La concentration des entreprises de meunerie s’accélère, sous l’effet d’une volatilité accrue du marché céréalier. L’ANMF demande un réexamen du fonctionnement d’Euronext et la constitution de stocks stratégiques.
Au cours des dix-huit derniers mois, 25 des 100 premières entreprises meunières françaises ont changé de mains, ce qui représente 10 % de la production. Trente et une unités de production sur 451 ont cessé leur activité. « Beaucoup de moulins ont dû supporter une augmentation du prix de leur matière première, le blé, supérieure à leurs fonds propres », a expliqué la semaine dernière en conférence de presse Joseph Nicot, président de l’Association nationale de la meunerie française (ANMF). Les fortes variations du cours du blé ces deux dernières années rendent difficile l’activité du secteur. Jusqu’en 2005, les écarts atteignaient au maximum 10 % à la hausse ou à la baisse pendant une campagne. Les meuniers doivent désormais composer avec une grande fluctuation des marchés : les prix ont bougé de 60 % entre 2006 et 2007. Cette volatilité a pour effet d’accélérer la concentration du secteur.
Sur les 376 entreprises qui regroupent 451 moulins en 2008, quatre sont des leaders à dimension nationale (Nutrixo, Soufflet meunerie, Ariane meunerie et les Grands Moulins de Strasbourg), avec 49 moulins et 55 % du blé écrasé en France. Neuf entreprises sont à dimension plurirégionale (31 moulins et 17 % de l’écrasement), 69 sont régionales (76 moulins, 21 % du blé), et 294 sont départementales (295 moulins, 6 % du blé). L’explication à la part significative d’entreprises locales est l’existence d’un réseau de boulangeries encore dense. Les petits meuniers approvisionnent des artisans proches de chez eux. Ce ne sont pas les plus menacés, car ils s’adaptent bien au marché.
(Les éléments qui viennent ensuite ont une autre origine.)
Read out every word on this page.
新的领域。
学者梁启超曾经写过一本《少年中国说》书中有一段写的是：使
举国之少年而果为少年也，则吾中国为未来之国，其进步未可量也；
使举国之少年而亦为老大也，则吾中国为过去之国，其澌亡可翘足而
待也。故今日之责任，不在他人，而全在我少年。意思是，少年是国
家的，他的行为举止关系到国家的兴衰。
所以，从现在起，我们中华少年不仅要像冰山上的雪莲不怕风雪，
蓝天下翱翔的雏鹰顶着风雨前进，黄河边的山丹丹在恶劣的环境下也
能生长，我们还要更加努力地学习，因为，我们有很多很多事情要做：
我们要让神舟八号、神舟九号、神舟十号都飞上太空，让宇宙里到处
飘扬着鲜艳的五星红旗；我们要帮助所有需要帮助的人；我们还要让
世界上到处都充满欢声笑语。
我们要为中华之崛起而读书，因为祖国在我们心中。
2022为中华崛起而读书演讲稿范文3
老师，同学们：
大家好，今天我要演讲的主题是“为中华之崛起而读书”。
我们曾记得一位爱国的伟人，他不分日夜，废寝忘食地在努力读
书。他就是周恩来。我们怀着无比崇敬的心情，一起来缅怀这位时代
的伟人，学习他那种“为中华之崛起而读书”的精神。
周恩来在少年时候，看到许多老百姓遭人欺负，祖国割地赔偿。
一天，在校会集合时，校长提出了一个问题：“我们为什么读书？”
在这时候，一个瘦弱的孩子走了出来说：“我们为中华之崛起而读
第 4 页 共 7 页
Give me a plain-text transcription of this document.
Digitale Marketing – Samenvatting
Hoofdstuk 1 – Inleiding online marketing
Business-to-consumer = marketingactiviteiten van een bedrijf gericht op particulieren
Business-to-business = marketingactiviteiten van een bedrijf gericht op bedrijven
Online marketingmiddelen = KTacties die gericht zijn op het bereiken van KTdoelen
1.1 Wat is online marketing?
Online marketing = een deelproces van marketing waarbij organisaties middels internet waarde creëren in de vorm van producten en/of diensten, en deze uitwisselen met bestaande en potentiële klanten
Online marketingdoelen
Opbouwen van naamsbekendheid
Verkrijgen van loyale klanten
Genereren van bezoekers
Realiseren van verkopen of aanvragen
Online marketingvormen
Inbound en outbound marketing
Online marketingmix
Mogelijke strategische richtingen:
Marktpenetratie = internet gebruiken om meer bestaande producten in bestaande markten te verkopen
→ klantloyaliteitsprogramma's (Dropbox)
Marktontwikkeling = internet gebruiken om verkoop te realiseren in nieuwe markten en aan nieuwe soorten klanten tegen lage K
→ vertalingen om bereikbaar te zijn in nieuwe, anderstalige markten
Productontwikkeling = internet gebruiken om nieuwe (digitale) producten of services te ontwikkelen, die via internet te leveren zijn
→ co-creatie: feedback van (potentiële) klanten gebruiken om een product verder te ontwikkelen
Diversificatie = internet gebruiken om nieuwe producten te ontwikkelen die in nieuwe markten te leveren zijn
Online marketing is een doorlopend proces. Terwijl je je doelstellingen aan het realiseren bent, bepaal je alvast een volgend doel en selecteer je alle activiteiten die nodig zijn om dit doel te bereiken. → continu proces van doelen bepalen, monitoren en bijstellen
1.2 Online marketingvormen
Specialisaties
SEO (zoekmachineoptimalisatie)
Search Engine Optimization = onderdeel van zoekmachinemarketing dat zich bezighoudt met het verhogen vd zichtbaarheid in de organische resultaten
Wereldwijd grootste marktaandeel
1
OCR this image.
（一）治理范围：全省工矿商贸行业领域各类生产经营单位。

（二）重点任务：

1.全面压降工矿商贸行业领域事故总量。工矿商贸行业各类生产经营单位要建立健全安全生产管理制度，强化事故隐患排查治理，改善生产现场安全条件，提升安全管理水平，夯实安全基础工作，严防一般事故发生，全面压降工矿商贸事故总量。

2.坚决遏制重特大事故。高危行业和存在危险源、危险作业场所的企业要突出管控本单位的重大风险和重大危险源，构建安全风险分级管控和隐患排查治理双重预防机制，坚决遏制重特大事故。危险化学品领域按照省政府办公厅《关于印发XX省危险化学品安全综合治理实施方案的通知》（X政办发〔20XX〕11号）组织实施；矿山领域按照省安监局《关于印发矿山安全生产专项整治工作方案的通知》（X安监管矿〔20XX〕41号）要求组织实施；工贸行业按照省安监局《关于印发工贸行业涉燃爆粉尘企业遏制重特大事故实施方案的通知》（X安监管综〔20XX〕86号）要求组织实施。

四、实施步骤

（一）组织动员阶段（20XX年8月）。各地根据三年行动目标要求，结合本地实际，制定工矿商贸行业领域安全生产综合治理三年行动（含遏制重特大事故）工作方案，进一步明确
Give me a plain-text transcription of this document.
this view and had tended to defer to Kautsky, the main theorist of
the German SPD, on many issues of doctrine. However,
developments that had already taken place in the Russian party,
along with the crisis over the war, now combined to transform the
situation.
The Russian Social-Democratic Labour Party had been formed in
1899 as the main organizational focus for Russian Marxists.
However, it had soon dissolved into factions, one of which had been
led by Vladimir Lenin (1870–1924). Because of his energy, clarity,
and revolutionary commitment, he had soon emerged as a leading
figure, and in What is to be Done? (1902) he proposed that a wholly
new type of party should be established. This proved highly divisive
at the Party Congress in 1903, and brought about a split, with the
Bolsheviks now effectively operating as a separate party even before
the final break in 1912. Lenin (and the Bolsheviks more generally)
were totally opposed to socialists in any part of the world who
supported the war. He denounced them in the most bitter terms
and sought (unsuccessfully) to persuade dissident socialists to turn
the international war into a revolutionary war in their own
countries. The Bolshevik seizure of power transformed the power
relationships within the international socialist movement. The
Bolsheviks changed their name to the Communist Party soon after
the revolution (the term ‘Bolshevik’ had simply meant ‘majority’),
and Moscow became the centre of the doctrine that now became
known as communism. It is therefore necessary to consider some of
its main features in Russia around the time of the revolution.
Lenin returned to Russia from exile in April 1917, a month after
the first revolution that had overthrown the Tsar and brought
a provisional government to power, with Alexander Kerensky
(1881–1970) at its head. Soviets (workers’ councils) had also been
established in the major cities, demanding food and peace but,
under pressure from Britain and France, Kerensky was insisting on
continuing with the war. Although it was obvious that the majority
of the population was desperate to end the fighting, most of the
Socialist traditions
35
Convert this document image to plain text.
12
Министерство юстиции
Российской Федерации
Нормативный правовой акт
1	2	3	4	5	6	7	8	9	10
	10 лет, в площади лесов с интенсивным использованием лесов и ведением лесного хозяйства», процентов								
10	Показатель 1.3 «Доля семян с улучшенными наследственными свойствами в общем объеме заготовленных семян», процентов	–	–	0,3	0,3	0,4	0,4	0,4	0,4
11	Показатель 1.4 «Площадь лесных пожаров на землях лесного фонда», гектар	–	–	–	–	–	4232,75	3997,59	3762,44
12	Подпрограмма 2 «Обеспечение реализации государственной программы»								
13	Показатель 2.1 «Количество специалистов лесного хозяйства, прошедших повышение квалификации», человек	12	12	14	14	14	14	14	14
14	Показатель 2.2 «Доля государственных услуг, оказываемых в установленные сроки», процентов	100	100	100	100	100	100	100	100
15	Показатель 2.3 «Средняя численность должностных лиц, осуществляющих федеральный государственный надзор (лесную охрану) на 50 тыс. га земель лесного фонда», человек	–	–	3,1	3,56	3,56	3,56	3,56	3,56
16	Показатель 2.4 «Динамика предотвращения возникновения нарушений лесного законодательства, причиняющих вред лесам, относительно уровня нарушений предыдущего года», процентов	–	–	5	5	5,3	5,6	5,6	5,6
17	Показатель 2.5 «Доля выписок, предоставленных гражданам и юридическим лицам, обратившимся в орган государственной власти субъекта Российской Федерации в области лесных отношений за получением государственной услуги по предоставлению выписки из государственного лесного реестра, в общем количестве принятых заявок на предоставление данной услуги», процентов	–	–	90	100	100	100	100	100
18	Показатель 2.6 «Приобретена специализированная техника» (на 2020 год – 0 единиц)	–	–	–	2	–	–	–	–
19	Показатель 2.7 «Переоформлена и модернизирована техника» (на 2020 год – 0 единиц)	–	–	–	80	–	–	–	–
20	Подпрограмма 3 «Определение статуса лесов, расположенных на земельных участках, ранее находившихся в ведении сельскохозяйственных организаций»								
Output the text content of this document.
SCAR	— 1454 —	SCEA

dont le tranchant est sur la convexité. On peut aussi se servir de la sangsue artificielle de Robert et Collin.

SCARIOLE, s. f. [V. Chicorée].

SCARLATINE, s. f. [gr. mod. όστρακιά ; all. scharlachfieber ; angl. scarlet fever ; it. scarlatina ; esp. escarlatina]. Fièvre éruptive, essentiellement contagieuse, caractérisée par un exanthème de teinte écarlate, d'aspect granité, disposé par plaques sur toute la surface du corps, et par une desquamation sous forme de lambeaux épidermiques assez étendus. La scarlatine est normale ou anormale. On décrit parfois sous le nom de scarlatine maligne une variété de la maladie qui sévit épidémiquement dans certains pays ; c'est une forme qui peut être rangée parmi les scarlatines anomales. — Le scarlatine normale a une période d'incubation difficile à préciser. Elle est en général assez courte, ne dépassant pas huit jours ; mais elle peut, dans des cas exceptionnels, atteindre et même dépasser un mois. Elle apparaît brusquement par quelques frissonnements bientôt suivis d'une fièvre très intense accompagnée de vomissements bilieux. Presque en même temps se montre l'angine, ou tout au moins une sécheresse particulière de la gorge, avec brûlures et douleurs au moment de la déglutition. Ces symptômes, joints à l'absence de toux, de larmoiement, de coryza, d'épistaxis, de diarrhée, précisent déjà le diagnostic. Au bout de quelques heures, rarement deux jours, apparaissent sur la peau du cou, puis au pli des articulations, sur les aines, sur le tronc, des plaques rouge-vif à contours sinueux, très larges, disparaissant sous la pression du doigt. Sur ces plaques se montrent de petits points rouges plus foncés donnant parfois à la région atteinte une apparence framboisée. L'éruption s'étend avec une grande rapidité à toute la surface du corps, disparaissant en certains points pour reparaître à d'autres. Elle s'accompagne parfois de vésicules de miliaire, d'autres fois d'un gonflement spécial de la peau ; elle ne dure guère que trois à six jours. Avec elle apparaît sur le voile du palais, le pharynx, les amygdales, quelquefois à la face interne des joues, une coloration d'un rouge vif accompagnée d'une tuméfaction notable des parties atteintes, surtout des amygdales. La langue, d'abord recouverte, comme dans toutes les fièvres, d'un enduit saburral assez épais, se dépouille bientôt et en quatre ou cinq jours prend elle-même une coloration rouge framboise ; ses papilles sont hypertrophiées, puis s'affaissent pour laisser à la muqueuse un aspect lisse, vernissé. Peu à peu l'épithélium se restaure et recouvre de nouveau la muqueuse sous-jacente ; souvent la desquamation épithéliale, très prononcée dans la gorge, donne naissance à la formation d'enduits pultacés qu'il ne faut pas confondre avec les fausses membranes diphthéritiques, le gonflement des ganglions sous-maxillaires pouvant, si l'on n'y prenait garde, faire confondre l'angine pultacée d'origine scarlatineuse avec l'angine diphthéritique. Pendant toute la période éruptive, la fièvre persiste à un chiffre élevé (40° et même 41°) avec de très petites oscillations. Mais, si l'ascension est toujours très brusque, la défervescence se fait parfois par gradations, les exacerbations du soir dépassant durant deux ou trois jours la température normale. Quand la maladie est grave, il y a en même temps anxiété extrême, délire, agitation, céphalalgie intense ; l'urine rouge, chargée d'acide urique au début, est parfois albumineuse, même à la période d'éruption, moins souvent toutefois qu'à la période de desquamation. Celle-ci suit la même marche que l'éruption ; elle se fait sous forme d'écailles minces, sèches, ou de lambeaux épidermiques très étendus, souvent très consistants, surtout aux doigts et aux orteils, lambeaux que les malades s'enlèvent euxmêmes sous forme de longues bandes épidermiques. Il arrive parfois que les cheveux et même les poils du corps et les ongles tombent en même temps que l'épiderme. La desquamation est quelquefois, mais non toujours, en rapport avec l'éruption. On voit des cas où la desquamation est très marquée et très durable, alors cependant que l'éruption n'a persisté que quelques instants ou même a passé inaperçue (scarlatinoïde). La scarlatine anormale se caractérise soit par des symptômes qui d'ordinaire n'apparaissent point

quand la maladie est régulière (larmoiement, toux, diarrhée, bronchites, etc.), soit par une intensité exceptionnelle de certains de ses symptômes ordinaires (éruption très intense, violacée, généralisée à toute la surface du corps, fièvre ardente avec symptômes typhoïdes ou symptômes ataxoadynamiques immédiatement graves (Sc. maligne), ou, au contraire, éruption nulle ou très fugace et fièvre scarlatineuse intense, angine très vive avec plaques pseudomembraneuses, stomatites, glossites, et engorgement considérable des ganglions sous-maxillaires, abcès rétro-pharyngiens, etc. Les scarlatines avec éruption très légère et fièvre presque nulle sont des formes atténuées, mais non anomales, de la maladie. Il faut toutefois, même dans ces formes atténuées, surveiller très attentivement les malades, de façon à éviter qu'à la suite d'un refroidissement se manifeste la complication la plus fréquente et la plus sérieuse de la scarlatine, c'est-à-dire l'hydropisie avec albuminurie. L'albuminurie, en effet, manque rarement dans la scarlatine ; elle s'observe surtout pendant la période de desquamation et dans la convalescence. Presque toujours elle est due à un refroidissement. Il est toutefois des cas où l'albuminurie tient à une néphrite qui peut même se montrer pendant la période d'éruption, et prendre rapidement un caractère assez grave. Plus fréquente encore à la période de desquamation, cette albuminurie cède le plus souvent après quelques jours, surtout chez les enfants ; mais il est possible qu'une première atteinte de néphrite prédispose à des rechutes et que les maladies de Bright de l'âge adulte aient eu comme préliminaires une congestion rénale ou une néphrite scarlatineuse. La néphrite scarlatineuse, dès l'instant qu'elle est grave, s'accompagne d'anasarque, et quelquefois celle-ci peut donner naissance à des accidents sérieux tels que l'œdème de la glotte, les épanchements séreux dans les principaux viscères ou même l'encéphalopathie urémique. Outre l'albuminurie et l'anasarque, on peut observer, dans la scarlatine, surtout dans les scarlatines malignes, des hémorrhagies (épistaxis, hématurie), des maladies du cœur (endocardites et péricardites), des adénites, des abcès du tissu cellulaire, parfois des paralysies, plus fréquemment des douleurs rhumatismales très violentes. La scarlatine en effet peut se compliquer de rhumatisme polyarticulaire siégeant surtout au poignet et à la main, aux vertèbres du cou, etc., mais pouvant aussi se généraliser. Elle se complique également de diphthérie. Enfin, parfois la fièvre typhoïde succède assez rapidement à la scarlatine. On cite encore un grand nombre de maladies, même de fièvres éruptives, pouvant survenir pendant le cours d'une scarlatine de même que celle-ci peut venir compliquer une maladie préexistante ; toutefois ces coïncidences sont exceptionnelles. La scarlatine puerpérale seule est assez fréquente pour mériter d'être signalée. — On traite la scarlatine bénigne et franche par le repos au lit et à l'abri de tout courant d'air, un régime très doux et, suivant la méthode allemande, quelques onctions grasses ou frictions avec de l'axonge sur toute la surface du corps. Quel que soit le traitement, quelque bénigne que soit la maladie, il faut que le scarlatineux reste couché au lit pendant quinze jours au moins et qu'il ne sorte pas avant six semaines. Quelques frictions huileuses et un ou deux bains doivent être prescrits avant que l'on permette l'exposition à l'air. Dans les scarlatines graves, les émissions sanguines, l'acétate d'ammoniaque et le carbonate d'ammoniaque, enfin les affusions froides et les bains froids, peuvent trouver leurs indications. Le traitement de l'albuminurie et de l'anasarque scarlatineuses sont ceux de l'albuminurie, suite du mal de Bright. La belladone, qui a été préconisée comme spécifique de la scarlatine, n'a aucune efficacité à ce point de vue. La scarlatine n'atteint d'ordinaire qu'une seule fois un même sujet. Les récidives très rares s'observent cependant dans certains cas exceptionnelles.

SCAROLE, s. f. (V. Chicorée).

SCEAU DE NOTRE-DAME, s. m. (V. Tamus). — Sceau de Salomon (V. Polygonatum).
Joseph Nicot pressent une restructuration dans les entreprises de plus grande taille. « Les fluctuations de prix des matières premières entraîneront des difficultés financières et des fermetures, a-t-il déclaré. Certains vont juger que le métier est devenu trop risqué, se trouveront inadaptés et anticiperont leur sortie de la vie active. Les chefs d’entreprises inciteront moins leurs enfants à prendre la relève et les problèmes de succession vont s’accentuer. »
Des propositions
L’ANMF avance plusieurs propositions pour enrayer ces tendances néfastes : le réexamen des conditions de fonctionnement du marché à terme Euronext, la constitution de stocks stratégiques, la réduction des barrières tarifaires à l’import comme à l’export. « Le cours du blé ne doit plus être l’objet de spéculations financières sans limites, a souligné le président Nicot. Euronext, présenté comme l’un des moyens de régulation, ne joue pas ce rôle, car il fluctue soit sous l’influence du marché à terme de Chicago, soit sous celle des marchés boursiers. » L’association réclame plus de transparence et la mise en place de limites de hausse et de baisse. Un autre souhait est de connaître le nombre de contrats passés par des financiers ou des opérateurs non-industriels. « On sait s’adapter à une baisse ou à une hausse de prix, mais le retournement de marché présente un plus grand danger, a précisé Joseph Nicot. Ce risque est corrélé au nombre de contrats passés par les financiers. » L’ANMF veut aussi du changement dans le principe d’intervention afin de pouvoir constituer des stocks stratégiques, utilisables pour réguler le marché. Cette pratique existe en Suisse. Joseph Nicot a chiffré le stock souhaitable à trois mois de consommation de blé en France, soit 10 % de la récolte.
Baisse de production
La production de farine en France a reculé en 2008 de 1,3 %, s’établissant à 4,41 millions de tonnes, exportations comprises, pour retrouver le niveau de 2006. Un même recul est enregistré sur le marché intérieur, qui a consommé 4,01 millions de tonnes de farine l’an dernier, contre 4,06 millions de tonnes en 2007. Le secteur de la meunerie a généré un CA de 2,18 milliards d’euros, soit une progression de 14 %. Joseph Nicot a précisé que « l’augmentation du chiffre d’affaires est la conséquence d’une répercussion, plus ou moins partielle, des augmentations du cours du blé. Les résultats des entreprises de meunerie montrent qu’elles ont supporté en partie ces hausses qui mettent en péril certaines d’entre elles ». La panification reste le débouché principal de la farine, avec 65,4 % des tonnages. La quantité et la part consommées par la boulangerie artisanale sont en légère hausse, s’établissant à 1,55 million de tonnes, soit près de 60 % des farines utilisées en France pour la panification (lire p. 4). Les meuniers ont exporté 687 000 tonnes de farine, soit une augmentation de 5,3 %, permettant de confirmer la croissance recouvrée en 2004.